The project has 140+ stars and 15+ forks on GitHub. I've closed about 20+ issues on it but am not currently maintaining it anymore.
KAN-Encoder is a U-Net-style image encoder-decoder architecture using Kolmogorov-Arnold Networks (KANs) in place of standard convolutional layers.
Project helped prep me for research, I had to do a lot of literature review and understand the math behind KANs and how they work. Also learned to refactor code other researchers use and publish on GitHub for my own use. Also gained experience in training neural nets from scratch.
VideoGenerator is a Python tool that automates the creation of short-form videos. It generates three types of content: "Will You Push The Button?" ethical dilemma videos, Reddit TTS story videos, and Reddit horror story comment slideshows. Combined with TikTokAutoUploader, it can form a complete pipeline for generating and uploading videos to TikTok.
Project saw me work with many API integrations (text-to-speech, text-to-image, LLM), Reddit APIs, and video processing across many different modules taught me how to navigate really large projects with complex folder structures and numerous interconnected files. I learned how to manage different technologies working together, debug across multiple layers, and keep everything organized as the codebase grew.

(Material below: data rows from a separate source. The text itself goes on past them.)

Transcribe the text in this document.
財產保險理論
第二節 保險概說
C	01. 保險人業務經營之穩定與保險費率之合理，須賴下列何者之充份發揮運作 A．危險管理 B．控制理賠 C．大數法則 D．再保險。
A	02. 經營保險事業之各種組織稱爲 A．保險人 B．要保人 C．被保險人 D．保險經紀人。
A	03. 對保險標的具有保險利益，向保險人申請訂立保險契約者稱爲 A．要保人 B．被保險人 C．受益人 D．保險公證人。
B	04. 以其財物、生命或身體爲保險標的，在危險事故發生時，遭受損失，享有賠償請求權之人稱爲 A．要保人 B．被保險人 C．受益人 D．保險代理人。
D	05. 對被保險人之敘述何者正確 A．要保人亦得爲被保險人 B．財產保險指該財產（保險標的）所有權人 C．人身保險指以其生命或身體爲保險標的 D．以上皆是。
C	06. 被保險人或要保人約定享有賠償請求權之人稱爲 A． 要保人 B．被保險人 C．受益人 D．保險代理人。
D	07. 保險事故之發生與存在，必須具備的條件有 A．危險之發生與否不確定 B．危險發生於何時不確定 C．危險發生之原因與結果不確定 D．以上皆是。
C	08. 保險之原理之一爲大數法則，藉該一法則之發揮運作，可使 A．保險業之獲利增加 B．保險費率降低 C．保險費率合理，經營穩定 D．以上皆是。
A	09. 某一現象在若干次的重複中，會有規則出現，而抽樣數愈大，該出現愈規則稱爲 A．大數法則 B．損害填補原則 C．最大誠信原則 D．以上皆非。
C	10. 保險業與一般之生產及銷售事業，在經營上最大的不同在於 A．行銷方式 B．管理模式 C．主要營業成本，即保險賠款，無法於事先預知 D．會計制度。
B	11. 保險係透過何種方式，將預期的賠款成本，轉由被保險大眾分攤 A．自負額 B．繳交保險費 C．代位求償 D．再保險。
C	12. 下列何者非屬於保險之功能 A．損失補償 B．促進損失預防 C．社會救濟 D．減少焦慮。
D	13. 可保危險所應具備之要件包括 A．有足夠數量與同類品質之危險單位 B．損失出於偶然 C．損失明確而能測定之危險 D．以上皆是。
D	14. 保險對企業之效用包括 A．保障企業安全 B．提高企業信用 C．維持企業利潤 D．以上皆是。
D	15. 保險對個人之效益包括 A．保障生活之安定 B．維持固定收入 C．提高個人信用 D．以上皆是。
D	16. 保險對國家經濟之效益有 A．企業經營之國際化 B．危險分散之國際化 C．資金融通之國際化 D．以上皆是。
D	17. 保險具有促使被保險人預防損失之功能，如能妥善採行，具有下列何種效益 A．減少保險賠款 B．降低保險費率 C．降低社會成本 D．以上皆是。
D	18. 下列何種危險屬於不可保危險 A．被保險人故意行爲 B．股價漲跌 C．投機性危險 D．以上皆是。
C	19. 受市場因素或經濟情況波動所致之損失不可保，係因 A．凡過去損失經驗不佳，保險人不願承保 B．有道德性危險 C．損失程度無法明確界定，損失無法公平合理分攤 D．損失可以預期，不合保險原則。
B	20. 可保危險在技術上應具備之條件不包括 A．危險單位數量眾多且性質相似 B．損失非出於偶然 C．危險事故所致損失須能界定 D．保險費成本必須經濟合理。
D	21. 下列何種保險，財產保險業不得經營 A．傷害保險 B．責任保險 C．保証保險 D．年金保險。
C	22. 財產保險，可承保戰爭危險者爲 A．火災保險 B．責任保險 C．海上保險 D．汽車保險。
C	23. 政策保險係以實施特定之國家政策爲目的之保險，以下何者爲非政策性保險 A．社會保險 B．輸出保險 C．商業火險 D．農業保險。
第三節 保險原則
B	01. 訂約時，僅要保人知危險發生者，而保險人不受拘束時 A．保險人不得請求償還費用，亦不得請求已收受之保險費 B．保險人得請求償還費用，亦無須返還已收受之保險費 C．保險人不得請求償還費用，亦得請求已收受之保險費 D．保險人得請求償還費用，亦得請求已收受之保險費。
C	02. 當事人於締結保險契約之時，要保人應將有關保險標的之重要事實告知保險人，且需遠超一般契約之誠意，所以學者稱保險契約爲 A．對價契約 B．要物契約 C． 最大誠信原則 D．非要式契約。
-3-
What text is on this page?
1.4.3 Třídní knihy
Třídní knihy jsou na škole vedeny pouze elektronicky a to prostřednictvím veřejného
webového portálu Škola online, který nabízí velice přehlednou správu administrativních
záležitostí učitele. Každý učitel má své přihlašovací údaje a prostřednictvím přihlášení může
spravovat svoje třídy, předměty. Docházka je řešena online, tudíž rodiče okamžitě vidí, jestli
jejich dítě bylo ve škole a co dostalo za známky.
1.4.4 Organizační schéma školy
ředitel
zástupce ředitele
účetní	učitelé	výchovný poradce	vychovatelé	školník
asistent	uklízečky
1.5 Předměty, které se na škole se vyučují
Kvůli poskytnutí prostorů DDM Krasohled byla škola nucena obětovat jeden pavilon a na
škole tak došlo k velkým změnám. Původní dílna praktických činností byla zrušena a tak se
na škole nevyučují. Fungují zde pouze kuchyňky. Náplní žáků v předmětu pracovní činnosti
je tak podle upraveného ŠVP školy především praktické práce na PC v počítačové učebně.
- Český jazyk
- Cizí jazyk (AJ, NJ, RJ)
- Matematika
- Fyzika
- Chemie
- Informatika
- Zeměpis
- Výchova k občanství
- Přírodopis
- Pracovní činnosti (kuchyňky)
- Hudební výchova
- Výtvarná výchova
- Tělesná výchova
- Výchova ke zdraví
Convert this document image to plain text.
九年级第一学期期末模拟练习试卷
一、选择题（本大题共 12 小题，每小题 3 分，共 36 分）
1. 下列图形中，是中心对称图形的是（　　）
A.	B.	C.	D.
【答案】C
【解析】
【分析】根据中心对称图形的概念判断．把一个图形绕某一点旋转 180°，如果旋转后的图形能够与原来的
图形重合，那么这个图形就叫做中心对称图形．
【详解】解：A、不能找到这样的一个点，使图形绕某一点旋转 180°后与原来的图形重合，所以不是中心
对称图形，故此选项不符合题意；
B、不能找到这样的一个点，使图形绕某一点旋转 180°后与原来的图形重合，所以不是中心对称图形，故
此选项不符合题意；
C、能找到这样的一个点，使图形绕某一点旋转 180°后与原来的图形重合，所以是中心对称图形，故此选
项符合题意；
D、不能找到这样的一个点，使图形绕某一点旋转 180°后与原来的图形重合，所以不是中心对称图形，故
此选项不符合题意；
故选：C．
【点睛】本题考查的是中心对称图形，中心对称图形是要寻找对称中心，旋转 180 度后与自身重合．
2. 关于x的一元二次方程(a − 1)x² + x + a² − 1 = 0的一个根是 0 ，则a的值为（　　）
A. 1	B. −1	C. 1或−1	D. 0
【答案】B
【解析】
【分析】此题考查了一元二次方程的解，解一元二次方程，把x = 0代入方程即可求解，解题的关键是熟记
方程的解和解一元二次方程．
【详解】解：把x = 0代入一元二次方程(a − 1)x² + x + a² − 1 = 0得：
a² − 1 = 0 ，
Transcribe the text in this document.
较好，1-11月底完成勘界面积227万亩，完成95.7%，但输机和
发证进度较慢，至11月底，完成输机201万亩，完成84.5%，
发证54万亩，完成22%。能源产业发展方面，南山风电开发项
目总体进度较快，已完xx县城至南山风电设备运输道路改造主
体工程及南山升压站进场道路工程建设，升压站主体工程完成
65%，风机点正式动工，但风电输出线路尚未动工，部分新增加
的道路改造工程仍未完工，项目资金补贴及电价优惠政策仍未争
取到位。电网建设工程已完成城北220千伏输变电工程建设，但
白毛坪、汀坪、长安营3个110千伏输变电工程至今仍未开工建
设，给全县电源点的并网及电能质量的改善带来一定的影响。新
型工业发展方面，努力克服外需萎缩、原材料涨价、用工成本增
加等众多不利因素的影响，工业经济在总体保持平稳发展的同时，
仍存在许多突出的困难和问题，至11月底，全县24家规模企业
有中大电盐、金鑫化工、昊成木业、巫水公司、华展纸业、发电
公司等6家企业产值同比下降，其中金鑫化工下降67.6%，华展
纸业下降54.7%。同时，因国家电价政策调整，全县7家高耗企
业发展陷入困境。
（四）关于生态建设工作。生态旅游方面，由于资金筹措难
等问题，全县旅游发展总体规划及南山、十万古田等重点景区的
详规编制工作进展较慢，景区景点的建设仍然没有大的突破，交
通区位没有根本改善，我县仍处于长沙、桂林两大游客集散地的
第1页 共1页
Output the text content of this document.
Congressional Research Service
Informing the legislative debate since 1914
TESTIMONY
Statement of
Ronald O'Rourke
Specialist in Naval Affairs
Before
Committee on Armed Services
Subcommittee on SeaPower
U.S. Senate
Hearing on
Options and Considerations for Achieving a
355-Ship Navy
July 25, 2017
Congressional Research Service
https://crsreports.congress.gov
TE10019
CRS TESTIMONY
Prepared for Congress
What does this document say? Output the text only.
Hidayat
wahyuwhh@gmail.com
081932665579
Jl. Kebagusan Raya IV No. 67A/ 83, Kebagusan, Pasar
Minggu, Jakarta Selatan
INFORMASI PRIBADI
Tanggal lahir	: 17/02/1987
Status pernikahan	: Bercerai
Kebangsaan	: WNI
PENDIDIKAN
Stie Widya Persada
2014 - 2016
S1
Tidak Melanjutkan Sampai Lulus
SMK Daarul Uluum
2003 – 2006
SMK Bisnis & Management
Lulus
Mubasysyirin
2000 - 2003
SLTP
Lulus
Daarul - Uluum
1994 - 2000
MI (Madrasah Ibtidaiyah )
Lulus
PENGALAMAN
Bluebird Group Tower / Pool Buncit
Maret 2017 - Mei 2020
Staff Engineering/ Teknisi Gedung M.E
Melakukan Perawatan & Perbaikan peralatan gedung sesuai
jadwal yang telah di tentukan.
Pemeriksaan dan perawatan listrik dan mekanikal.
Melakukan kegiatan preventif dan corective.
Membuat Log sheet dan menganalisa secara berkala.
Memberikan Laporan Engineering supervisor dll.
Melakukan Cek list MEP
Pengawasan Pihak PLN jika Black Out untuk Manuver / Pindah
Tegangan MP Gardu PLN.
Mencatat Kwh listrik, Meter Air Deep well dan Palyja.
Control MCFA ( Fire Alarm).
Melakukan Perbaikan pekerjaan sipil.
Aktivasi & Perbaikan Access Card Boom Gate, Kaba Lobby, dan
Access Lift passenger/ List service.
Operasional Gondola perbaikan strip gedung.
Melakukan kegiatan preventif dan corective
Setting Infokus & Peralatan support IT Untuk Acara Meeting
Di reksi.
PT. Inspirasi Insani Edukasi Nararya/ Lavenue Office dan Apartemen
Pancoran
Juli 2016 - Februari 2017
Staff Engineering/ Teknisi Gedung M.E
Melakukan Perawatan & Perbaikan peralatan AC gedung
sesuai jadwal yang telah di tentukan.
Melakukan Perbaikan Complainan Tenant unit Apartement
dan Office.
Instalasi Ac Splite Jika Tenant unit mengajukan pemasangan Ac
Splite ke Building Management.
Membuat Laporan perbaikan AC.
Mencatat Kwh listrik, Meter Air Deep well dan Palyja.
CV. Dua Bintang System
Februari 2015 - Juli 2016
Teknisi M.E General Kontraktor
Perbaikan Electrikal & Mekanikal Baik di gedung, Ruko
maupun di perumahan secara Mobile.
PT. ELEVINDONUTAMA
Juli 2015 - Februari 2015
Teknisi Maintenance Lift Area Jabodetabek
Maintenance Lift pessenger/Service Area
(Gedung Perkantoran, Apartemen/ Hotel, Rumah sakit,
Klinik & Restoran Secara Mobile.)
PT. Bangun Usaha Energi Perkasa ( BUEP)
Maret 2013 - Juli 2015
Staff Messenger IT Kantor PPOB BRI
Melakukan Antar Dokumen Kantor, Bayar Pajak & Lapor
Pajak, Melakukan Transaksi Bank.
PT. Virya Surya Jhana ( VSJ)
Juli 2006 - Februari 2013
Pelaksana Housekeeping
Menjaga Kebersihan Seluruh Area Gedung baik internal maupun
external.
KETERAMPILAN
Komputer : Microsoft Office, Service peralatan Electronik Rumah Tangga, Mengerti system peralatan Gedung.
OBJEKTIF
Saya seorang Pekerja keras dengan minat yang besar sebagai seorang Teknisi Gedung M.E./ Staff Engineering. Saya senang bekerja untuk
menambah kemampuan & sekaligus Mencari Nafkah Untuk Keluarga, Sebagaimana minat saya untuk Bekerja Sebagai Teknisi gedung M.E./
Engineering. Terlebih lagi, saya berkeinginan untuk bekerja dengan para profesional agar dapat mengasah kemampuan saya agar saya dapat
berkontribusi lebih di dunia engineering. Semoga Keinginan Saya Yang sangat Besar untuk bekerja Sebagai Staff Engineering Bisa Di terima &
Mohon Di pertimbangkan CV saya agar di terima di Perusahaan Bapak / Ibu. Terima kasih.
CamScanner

Videos generated with this pipeline have amassed over 55,000+ views across platforms.
Pokemon DCGAN is a Deep Convolutional Generative Adversarial Network implemented from scratch in Python to generate Pokémon-like images. The project uses a custom data loader to process over 10,000 Pokémon images, training only on front-facing sprites with a batch size of 32. The DCGAN architecture includes both generator and discriminator networks built with convolutional layers to synthesize new Pokémon images.
Project also allowed me to gain experience on building and training neural networks from scratch, especially one which has a very interesting and unique architecture.
SkinDiseaseClassifier is a Convolutional Neural Network built with PyTorch that leverages Google's MobileNetV3 architecture to classify images of different skin diseases. The model uses transfer learning to identify various dermatological conditions from a comprehensive skin disease dataset.
This project introduced me to transfer learning and fine-tuning techniques. Learned how to freeze pre-trained weights and modify only the final layers of an existing model.
The model achieved 94.4% accuracy on the test set.
Research Assistant at the CSE at AUS, working under the supervision of Dr. Imran Zualkernan. Currently working on research that focuses on Human-Computer Interaction (HCI) and long-horizon, multi-turn conversations with large language models (LLMs)
Recieved an Undergraduate Research Grant for Fall 25'
Researched and identified opportunities to integrate AI solutions for clients to improve efficiency. Designed and implemented these solutions, also used n8n to build agentic workflows for automation and orchestration.
Part of the core technical team at Google Developers Group on Campus (GGDoC), conduct seminars and workshops on various topics related to software development, AI and research.
Recognized for academic excellence and outstanding performance in coursework.